WASHINGTON — After a public backlash to government spying, President Barack Obama called for an independent group to review the vast surveillance programs that allow the collections of phone and email records.
Now, weeks before the group’s first report is due, some lawmakers, technology organizations and civil liberties groups are concerned that the panel’s members are too close to the Obama administration and its mission too vague to provide a thorough scrubbing of the National Security Agency technologies that have guided intelligence gathering since the Sept. 11, 2001, terrorist attacks.
The Review Group on Intelligence and Communications Technologies works in the office of the director of national intelligence; reports to its director, James Clapper, who’s been accused of lying to Congress about the programs; and has ties to his current and former bosses, Obama and former President Bill Clinton.
“There is ample evidence now that we need an independent investigation of the impact of the NSA’s spying program on Americans’ constitutional rights and civil liberties,” said Sen. Tom Udall, D-N.M., who has advocated for NSA changes. “A task force appointed by the president, reporting to the DNI, certainly won’t inspire confidence and may simply rubber-stamp a program that is dangerously infringing on Americans’ privacy rights.”
Obama had repeatedly downplayed the scope of the surveillance programs after leaks of top-secret documents by former NSA contractor Edward Snowden, but he eventually addressed the rising public criticism. Documents showed the NSA is collecting the telephone records of tens of millions of Verizon customers as well as emails through nine companies including tech giants Microsoft, Yahoo, Google and Facebook.
He announced he would form a “high-level group of outside experts” that “protects our national security and advances our foreign policy while respecting our commitment to privacy and civil liberties” in early August, when he unveiled a series of proposals designed to provide more oversight on the government’s ability to spy on Americans. He also declassified documents, created a website to release information and name an NSA civil liberties and privacy officer.
The members of the review group are Richard Clarke, the chief counterterrorism adviser on the National Security Council for Clinton who later worked for Republican President George W. Bush; Michael Morell, Obama’s former deputy CIA director; law professor Geoffrey Stone, who has raised money for Obama and spearheads a committee hoping to build Obama’s presidential library in Chicago; law professor Cass Sunstein, administrator of information and regulatory affairs for Obama; and Peter Swire, a former Office of Management and Budget privacy director for Clinton.
“At the end of the day, a task force led by Gen. Clapper full of insiders – and not directed to look at the extensive abuse – will never get at the bottom of the unconstitutional spying,” said Mark Jaycox, a policy analyst for the Electronic Frontier Foundation, a privacy advocacy group.
The review group met with Obama in late August and with a dozen civil liberties and business groups in a pair of meetings in September. Some who attended said they raised concerns about the programs, but panel members – at least one was missing from each meeting – did not respond to them, saying in several instances they could not reveal information because it is classified.

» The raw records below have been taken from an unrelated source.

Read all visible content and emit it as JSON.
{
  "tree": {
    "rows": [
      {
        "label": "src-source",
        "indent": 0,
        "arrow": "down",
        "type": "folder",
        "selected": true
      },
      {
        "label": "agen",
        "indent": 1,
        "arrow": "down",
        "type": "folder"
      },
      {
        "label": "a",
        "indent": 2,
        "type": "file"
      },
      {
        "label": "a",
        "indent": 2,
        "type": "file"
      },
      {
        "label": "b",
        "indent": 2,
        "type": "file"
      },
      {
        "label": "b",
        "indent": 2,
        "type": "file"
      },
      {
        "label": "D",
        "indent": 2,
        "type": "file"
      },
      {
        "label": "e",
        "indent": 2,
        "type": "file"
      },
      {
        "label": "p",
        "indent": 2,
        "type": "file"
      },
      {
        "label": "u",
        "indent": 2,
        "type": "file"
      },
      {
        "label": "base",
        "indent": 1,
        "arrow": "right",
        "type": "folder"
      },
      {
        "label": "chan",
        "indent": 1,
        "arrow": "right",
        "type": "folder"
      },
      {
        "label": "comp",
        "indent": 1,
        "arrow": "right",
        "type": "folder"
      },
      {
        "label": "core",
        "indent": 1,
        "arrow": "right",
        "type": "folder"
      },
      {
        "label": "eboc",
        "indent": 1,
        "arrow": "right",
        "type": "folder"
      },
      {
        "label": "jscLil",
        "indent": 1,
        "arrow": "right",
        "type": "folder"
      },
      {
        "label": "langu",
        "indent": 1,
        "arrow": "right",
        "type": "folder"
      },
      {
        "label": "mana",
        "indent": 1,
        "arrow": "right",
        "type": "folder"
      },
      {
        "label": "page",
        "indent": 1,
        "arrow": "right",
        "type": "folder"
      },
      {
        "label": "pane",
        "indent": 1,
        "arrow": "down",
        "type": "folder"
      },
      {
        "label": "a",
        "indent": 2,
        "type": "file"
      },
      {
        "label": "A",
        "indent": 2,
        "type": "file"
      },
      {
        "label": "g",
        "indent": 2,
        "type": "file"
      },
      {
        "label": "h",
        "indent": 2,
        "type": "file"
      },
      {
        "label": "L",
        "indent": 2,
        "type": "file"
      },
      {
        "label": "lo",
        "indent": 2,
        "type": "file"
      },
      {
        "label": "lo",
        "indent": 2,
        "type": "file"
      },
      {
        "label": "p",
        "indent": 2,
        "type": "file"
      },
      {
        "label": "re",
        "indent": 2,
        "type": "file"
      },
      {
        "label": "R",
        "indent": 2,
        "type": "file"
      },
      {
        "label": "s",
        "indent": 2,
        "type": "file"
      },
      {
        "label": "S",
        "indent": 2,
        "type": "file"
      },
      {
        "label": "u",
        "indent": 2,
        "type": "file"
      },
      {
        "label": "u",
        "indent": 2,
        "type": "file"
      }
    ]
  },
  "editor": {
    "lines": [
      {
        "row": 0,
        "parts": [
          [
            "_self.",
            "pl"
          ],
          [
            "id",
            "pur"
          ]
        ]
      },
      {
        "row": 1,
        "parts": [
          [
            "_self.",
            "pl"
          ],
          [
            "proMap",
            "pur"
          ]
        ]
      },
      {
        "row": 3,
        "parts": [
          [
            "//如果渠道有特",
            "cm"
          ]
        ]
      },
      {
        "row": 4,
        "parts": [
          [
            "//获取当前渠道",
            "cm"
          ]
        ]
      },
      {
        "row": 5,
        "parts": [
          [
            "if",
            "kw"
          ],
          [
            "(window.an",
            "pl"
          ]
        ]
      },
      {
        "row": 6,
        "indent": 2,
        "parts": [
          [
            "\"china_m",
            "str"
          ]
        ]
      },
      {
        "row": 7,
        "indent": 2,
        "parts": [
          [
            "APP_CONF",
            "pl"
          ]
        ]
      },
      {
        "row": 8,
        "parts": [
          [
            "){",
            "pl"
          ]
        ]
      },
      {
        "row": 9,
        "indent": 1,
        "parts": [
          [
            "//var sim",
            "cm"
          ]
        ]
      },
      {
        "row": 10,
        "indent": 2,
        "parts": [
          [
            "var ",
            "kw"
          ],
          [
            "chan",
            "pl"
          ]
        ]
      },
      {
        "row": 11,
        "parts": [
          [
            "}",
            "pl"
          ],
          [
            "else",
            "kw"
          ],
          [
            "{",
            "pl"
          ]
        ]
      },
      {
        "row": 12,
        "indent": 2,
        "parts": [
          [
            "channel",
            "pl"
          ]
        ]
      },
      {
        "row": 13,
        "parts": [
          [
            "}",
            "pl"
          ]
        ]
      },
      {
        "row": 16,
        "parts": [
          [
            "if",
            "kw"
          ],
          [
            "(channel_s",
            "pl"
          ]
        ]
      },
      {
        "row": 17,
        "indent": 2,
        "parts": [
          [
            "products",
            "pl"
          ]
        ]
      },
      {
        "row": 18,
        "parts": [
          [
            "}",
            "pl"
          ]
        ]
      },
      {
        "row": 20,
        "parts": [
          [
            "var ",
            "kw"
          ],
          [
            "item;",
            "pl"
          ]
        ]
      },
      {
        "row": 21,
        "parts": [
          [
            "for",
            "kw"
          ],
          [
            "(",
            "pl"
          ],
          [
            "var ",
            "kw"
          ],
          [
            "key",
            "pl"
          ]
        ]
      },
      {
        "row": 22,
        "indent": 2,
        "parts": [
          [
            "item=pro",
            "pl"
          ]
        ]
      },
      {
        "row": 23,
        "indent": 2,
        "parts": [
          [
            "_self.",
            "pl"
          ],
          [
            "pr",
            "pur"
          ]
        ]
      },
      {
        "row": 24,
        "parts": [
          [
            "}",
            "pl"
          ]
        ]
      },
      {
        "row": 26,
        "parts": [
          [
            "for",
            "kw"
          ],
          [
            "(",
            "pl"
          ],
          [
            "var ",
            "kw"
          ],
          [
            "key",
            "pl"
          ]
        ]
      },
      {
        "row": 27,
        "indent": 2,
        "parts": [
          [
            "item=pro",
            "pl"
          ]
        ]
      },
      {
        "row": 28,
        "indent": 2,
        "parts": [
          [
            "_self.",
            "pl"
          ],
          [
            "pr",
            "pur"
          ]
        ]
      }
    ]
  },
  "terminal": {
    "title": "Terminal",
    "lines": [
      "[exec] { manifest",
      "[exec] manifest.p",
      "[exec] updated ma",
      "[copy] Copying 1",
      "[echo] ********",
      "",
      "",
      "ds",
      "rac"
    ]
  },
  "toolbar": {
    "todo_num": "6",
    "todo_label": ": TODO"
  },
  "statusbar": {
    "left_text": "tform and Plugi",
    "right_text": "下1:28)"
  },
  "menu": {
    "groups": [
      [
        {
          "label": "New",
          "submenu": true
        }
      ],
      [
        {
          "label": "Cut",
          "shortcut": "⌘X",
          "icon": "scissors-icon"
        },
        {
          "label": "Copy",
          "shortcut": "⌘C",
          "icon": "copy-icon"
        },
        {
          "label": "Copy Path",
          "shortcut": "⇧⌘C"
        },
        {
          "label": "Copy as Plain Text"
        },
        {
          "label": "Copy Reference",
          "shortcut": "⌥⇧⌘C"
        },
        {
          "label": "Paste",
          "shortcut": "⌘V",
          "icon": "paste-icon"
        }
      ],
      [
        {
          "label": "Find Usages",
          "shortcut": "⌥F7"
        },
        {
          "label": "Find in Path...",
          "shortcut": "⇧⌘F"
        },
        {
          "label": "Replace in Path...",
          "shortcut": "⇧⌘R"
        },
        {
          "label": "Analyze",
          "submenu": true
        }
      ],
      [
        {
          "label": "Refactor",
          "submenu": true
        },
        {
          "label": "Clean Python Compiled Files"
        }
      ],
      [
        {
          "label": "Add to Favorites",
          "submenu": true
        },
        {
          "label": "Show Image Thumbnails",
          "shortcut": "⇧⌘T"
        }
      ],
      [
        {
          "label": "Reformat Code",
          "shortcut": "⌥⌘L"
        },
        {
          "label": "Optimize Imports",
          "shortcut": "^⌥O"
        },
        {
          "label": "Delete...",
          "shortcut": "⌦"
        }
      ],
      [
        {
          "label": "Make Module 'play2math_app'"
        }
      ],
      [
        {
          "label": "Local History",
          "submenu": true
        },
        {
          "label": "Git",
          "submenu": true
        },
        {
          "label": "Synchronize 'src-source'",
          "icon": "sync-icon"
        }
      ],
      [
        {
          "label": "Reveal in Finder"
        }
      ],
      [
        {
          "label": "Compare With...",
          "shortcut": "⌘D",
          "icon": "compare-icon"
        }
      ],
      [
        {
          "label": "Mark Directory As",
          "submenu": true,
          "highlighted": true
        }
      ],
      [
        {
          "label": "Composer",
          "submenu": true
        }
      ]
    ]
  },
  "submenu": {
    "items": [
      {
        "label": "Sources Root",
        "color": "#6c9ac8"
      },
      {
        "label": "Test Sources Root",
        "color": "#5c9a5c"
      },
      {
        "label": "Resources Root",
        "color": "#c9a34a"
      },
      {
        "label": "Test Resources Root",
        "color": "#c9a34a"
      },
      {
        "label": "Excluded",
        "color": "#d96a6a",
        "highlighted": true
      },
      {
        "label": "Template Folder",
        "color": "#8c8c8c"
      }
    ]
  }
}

The panel’s meetings are closed anyway after Clapper exempted it from the U.S. Federal Advisory Committee Act, which would have required it to keep the public informed and hold open meetings, for “reasons of national security,” according to a statement from the group sent from Clapper’s office. “While we are exempt from the FACA, we are conducting this review as openly and transparently as possible,” the statement says.
Sascha Meinrath, director of the Open Technology Institute and vice president at the New America Foundation, who attended one of the meetings, said the process is set up to solicit only a “modest” review that will not help restore eroding trust around the globe. “It won’t solve the problem,” he said.
Technology organizations and civil liberties groups monitoring the process say they worry the members are too focused on legal issues, not technical ones. Some members, they say, don’t know which questions to ask.
Michelle Richardson, legislative counsel with the American Civil Liberties Union who attended one of the meetings, said the review group’s membership should have been more diverse and the mission more specific. She said it’s too soon to tell how effective the group will be, but “no one is going to do a top-to-bottom review.”
The group is seeking public comment before Oct. 4. It is required to provide an interim report to Obama later this month and a final report by Dec. 15.
Caitlin Hayden, a spokeswoman for the White House National Security Council, said Obama has “full confidence” in Clapper and “looks forward to hearing from this group of experts when its work is done.”
“The DNI’s role in this case is one of facilitation, and while the DNI will not take part in the group, the DNI will support the group and the group’s report will be sent through the DNI,” Hayden said. “The members require security clearances and access to classified information, so they need to be administratively connected to the government; the DNI’s office is the right place to play that role.”
Meanwhile, Udall said he has asked the independent, congressionally created Privacy and Civil Liberties Oversight Board to investigate the NSA’s programs and issue a public report of its findings, though there is no specific timetable for that to be done.
The senator’s committee, the Appropriations Subcommittee on Financial Services and General Government, has proposed a spending bill next year that would fund that board at a level that would allow it to hire staff and fully examine surveillance programs.